Dedicamos a nossa vida, a nossa oração incessante para converter o “lobo” da guerra, da fome, do desemprego, da não vida e, sobretudo, o “lobo” que há em nós para que a paz, que é dom de Deus, se manifeste entre os homens. 
A paz é possível, mas o homem deve desejá-la. Existirá a paz se existir a reconciliação, se nós nos pedirmos reciprocamente perdão, se o ódio se dissolver, se emergirem o respeito, a concórdia, a mansidão.
Servimos à paz de todo o coração, um coração desarmado, que eliminou as palavras inimigo, rancor, meu, para substituí-las pela palavra “perdão”.
Não são as reivindicações que nos fazem encontrar os homens, mas, sim, a escolha pela bondade, que nos impele a buscar a justiça e nos torna pessoas solidárias.

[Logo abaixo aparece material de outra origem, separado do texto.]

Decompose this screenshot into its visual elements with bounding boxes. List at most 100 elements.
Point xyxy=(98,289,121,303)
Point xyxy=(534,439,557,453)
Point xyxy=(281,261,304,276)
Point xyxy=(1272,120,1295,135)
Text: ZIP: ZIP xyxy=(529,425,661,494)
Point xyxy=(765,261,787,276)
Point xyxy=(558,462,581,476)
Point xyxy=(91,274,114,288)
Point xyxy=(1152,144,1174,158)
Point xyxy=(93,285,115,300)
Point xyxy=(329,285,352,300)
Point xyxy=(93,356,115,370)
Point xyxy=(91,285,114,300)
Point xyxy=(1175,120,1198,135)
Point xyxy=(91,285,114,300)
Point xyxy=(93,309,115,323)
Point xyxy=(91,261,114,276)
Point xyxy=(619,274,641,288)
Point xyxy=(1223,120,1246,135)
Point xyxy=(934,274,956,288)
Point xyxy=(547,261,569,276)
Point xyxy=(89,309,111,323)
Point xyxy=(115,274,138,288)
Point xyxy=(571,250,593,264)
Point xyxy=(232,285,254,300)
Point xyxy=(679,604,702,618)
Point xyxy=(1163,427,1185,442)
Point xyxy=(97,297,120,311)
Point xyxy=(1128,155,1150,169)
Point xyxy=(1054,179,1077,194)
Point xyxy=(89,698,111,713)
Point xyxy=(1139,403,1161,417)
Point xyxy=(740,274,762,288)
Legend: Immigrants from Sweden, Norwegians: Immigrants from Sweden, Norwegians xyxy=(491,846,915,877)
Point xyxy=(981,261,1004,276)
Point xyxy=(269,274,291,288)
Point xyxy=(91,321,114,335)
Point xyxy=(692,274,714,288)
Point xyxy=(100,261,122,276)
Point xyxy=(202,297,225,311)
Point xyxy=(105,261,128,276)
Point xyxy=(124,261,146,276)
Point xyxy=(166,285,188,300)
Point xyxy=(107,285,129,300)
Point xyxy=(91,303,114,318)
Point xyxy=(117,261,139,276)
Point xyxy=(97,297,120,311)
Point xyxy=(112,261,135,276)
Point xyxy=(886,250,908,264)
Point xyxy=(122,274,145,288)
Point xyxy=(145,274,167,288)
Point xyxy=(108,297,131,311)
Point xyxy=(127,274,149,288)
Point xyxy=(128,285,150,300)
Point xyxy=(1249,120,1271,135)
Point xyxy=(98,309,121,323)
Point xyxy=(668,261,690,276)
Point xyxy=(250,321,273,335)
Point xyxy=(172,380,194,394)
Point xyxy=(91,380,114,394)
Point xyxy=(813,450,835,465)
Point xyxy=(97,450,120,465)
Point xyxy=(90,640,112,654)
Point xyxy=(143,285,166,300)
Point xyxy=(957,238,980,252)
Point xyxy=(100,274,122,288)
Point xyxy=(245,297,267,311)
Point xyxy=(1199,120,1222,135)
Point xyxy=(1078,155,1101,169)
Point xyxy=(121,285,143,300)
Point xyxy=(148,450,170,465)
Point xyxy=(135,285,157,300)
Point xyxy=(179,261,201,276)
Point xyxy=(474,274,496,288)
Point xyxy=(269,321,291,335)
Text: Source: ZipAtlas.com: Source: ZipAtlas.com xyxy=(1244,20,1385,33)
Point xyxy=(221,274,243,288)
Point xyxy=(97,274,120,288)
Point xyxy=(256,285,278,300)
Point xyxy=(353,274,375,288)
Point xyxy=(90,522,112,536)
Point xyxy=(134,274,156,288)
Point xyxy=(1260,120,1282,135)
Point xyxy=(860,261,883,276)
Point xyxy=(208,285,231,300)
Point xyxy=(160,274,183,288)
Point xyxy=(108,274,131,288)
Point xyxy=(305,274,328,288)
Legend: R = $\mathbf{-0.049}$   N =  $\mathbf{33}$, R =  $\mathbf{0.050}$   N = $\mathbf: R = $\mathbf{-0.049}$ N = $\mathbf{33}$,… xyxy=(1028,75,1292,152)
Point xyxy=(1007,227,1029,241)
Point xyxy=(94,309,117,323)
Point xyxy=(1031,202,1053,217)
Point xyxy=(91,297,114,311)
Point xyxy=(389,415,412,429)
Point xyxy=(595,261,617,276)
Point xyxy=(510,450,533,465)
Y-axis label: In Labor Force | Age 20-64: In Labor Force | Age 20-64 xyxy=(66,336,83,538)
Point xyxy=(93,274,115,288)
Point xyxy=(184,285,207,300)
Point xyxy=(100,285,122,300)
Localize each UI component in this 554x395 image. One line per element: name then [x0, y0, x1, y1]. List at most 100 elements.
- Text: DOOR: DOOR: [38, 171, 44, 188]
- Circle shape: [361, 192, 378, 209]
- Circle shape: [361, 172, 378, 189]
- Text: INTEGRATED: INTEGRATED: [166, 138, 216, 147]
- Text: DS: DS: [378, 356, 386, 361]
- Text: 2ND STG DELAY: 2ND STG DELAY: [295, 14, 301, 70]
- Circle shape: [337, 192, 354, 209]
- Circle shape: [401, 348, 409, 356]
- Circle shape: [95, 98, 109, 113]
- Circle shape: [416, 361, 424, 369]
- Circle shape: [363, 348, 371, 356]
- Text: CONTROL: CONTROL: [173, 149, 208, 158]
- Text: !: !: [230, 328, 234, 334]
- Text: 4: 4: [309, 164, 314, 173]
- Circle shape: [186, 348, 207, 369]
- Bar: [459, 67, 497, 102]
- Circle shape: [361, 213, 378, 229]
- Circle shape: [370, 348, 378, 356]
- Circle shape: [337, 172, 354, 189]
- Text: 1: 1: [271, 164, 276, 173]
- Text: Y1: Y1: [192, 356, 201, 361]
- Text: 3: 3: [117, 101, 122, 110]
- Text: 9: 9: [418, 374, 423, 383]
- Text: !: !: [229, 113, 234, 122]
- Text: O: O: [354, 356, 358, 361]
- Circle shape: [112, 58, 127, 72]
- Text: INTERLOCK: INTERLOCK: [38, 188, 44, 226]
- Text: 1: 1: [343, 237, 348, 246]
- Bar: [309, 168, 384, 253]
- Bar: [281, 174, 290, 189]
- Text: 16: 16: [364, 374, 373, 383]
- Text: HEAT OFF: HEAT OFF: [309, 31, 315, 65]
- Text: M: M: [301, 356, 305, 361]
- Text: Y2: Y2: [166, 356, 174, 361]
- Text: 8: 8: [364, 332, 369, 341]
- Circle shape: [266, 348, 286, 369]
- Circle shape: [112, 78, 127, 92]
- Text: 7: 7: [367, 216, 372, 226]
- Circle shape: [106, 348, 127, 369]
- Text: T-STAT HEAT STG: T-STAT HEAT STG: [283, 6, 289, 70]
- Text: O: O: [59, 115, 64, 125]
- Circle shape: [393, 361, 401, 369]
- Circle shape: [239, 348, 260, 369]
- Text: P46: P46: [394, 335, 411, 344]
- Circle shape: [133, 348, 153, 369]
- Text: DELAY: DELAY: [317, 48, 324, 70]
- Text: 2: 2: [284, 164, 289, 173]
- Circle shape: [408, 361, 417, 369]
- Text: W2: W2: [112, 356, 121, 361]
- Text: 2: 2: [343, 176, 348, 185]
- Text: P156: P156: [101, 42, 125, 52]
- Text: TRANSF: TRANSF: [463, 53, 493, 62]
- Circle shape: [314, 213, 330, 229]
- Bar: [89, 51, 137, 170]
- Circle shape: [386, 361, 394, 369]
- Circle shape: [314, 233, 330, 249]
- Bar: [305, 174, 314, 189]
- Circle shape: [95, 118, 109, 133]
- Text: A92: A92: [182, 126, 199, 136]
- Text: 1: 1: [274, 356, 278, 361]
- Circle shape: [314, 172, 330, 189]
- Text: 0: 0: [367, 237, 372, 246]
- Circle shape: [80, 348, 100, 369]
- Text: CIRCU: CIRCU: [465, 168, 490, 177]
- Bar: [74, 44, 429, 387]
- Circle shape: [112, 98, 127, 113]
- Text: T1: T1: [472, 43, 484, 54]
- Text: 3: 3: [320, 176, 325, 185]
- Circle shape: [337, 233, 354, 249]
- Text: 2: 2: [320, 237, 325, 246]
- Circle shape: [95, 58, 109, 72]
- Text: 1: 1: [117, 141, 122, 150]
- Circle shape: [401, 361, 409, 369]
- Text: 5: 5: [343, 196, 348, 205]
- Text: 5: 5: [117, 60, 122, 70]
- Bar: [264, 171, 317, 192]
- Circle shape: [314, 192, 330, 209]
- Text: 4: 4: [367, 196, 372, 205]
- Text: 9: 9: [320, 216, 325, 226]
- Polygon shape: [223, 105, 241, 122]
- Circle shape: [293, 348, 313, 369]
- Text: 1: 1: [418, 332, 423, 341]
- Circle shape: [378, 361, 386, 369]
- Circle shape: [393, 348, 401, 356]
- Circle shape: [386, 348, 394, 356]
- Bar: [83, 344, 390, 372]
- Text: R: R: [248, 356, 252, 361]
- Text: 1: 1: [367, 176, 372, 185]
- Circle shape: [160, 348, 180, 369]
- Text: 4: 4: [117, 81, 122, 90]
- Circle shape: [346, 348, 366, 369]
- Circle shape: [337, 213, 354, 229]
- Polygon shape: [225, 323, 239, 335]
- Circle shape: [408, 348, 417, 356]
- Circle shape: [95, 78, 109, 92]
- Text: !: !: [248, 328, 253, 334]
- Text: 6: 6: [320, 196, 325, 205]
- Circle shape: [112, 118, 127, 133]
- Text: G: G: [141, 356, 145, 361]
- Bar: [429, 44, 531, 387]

Os bons nunca são estrangeiros, em parte alguma do mundo, não são estrangeiros para nada nem para ninguém.
A bondade desarma: coloca a pessoa antes de qualquer razão ou interesse, considera o outro não como potencial inimigo, mas como alguém com quem é possível dialogar, reúne os homens além de sua diversidade e faz sentir a diversidade como riqueza que ajuda a crescer.